Ömer Rıza Doğrul’a göre: “Süleyman’ın dayandığı değnek, onun saltanatıdır. Değneğini yiyen kurt da oğlunun idaresizliği ve zaafıdır. Cinler de kendisinin emri altına giren yabancılardır. Süleyman’ın ölümünden sonra onun saltanatına musallat olan oğlu Rehoboam, sefa zevke daldığından, onun saltanatını kemirdi, çürüttü, sonunda İsrailoğulları’na hizmet eden, boyun eğen kabileler, artık onlara boyun eğmediler. " 11
Tevratta da Süleyman’ın ölümünden sonra yerine oğlu Rehoboam'ın geçtiğini fakat ülkeyi babasının yönettiği gibi iyi yönetemediğini anlatır. Dolayısı ile Süleyman’ın ölümünden sonra yerine geçen oğlu adaletle ülkeyi yönetememiş, fakat emrindeki köleler, kavimler idareye tabi olarak itaatten ayrılmamışlardır. Ne zaman ki Süleyman’ın ölümünü haber almışlar o zaman idareye karşı gelerek, tabi olmaktan imtina etmeye başlamışlardır. Eğer Süleyman'ın ölümünü daha evvel haber almış olsalardı, itaat etmeyerek isyan edecekler ve baskıdan kurtulacaklardı.
Tevrat'ta Süleyman'ın @ ölümünden sonra oğlu rehavam'ın ülkeyi idare edemediğini; yönetime hem İsrail halkı hem diğer tebaanın başkaldırdığı anlatılmakta ve bu durum İsrail krallığının Yahuda ve İsrail olarak ikiye bölünmesine kadar giden sürecle sonuçlandığı görülmektedir. " İhtiyarların öğüdünü reddeden Kral Rehavam, gençlerin öğüdüne uyarak halka sert bir yanıt verdi: "Babamın size yüklediği boyunduruğu ben daha da ağırlaştıracağım. Babam sizi kırbaçla yola getirdiyse, ben sizi akreplerle yola getireceğim." " Kralın kendilerini dinlemediğini görünce, bütün İsrailliler, " " Ey İsrail halkı, haydi evimize dönelim! " Rehavam da yalnızca Yahuda kentlerinde yaşayan İsrailliler'e krallık yapmaya başladı. " İsrailliler Kral Rehavam'ın gönderdiği angaryacı başı Hadoram'ı taşa tutup öldürdüler. Bunun üzerine Kral Rehavam savaş arabasına atlayıp Yeruşalim'e kaçtı. " " İsrail halkı, Davut soyundan gelenlere hep başkaldırdı " (2.Krallar,10/13-19)
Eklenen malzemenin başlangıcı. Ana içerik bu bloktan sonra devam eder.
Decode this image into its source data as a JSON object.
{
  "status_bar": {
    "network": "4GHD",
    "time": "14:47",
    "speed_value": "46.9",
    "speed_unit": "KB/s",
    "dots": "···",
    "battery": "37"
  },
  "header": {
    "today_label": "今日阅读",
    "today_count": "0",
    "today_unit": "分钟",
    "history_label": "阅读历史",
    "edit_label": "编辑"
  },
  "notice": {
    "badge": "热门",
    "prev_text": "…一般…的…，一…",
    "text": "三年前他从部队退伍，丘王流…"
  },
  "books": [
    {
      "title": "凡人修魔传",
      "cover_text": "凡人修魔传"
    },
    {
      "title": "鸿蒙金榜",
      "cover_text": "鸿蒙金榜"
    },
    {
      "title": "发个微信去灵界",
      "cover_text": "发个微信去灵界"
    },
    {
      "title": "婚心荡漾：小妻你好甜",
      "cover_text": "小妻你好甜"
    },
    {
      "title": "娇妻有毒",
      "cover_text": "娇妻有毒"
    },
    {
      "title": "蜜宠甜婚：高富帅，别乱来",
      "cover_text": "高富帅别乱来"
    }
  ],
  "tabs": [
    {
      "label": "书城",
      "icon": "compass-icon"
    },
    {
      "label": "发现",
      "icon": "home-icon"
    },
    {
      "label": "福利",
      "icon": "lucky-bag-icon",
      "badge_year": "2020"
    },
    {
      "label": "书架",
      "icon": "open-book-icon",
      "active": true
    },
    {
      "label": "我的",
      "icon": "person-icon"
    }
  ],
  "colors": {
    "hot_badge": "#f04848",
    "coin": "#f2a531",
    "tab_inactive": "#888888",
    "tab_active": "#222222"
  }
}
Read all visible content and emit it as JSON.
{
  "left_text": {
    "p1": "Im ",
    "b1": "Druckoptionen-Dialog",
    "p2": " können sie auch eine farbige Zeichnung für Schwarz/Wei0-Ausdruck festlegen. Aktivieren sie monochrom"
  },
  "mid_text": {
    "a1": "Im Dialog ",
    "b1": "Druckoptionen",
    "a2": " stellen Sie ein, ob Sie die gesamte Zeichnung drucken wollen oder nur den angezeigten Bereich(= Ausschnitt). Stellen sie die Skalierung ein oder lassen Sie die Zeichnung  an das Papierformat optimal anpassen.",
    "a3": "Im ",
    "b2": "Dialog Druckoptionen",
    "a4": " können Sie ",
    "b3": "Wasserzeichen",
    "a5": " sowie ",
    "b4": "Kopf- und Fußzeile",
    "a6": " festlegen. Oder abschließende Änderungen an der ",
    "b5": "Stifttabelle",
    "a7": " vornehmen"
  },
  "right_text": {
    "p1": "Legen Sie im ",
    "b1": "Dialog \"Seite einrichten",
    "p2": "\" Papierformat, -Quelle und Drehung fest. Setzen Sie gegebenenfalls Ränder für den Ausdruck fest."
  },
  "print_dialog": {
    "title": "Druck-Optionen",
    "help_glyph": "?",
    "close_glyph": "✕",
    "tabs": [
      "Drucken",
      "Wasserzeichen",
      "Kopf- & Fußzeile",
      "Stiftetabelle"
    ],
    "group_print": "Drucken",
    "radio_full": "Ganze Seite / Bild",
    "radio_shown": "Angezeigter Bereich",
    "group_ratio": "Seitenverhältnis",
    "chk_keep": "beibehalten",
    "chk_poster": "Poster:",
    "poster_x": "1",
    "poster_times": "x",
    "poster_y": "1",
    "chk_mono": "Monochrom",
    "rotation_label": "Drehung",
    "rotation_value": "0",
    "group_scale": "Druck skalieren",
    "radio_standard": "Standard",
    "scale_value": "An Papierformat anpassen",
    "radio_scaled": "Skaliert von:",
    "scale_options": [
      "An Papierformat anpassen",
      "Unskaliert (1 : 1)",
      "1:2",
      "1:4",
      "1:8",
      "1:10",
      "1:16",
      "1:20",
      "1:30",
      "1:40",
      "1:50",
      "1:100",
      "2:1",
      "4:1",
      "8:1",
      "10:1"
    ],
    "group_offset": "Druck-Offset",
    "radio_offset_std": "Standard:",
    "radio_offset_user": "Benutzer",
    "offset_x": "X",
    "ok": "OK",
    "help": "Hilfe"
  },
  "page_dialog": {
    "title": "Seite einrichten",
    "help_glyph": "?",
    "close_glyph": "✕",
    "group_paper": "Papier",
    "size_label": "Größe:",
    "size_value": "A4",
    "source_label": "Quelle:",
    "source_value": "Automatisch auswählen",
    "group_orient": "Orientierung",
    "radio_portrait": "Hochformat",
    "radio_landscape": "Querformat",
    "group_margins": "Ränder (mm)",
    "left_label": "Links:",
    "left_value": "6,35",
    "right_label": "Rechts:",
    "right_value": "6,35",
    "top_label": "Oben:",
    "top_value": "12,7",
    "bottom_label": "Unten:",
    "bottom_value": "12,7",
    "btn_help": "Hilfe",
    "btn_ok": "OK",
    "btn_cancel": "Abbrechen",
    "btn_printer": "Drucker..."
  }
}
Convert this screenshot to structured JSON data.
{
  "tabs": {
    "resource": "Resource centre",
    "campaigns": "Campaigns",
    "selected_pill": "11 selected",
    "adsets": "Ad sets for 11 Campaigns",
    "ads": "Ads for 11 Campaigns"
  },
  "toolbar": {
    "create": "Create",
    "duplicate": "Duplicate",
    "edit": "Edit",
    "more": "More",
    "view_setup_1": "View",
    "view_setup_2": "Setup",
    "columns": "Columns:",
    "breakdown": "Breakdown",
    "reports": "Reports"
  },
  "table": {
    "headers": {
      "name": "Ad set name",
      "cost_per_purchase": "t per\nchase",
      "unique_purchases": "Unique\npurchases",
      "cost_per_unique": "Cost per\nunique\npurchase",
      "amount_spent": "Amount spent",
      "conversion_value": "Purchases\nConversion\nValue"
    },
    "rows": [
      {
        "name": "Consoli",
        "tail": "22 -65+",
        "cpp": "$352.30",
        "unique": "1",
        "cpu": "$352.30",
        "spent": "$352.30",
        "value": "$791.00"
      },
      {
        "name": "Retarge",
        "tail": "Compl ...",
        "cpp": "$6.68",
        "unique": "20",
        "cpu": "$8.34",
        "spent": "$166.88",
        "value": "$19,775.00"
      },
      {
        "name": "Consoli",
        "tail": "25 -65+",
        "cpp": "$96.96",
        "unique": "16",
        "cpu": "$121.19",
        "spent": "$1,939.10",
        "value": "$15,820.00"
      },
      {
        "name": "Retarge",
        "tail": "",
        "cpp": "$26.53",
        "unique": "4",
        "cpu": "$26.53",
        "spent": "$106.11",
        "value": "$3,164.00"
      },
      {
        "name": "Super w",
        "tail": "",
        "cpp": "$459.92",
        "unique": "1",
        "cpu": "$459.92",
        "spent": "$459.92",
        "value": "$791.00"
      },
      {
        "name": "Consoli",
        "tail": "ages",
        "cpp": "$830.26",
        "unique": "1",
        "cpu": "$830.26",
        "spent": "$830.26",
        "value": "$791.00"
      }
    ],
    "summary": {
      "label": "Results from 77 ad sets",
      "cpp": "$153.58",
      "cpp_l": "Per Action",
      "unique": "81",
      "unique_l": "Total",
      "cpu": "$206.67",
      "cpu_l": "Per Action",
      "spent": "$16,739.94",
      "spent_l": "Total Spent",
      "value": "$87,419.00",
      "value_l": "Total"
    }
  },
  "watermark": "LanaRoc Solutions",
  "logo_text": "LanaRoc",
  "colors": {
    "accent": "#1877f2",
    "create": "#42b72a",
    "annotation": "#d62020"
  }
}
Hz Süleyman’ın ölümü hakkında Tevrat'ta muharref ifadeler vardır. " Kral Süleyman firavunun kızının yanı sıra Moavlı, Ammonlu, Edomlu, Saydalı ve Hititli birçok yabancı kadın sevdi. " " Bu kadınlar RAB'bin İsrail halkına, "Ne siz onların arasına girin, ne de onlar sizin aranıza girsinler; çünkü onlar kesinlikle sizi kendi ilahlarının ardınca yürümek üzere saptıracaklardır" dediği uluslardandı. Buna karşın, Süleyman onlara sevgiyle bağlandı. " Süleyman'ın kral kızlarından yedi yüz karısı ve üç yüz cariyesi vardı. Karıları onu, yolundan saptırdılar. " " Süleyman yaşlandıkça, karıları onu başka ilahların ardınca yürümek üzere saptırdılar. Böylece Süleyman bütün yüreğini Tanrısı RAB'be adayan babası Davut gibi yaşamadı " Saydalılar'ın tanrıçası Aştoret'e ve Ammonlular'ın iğrenç ilahı Molek'e taptı." (1.Krallar,11/1-5)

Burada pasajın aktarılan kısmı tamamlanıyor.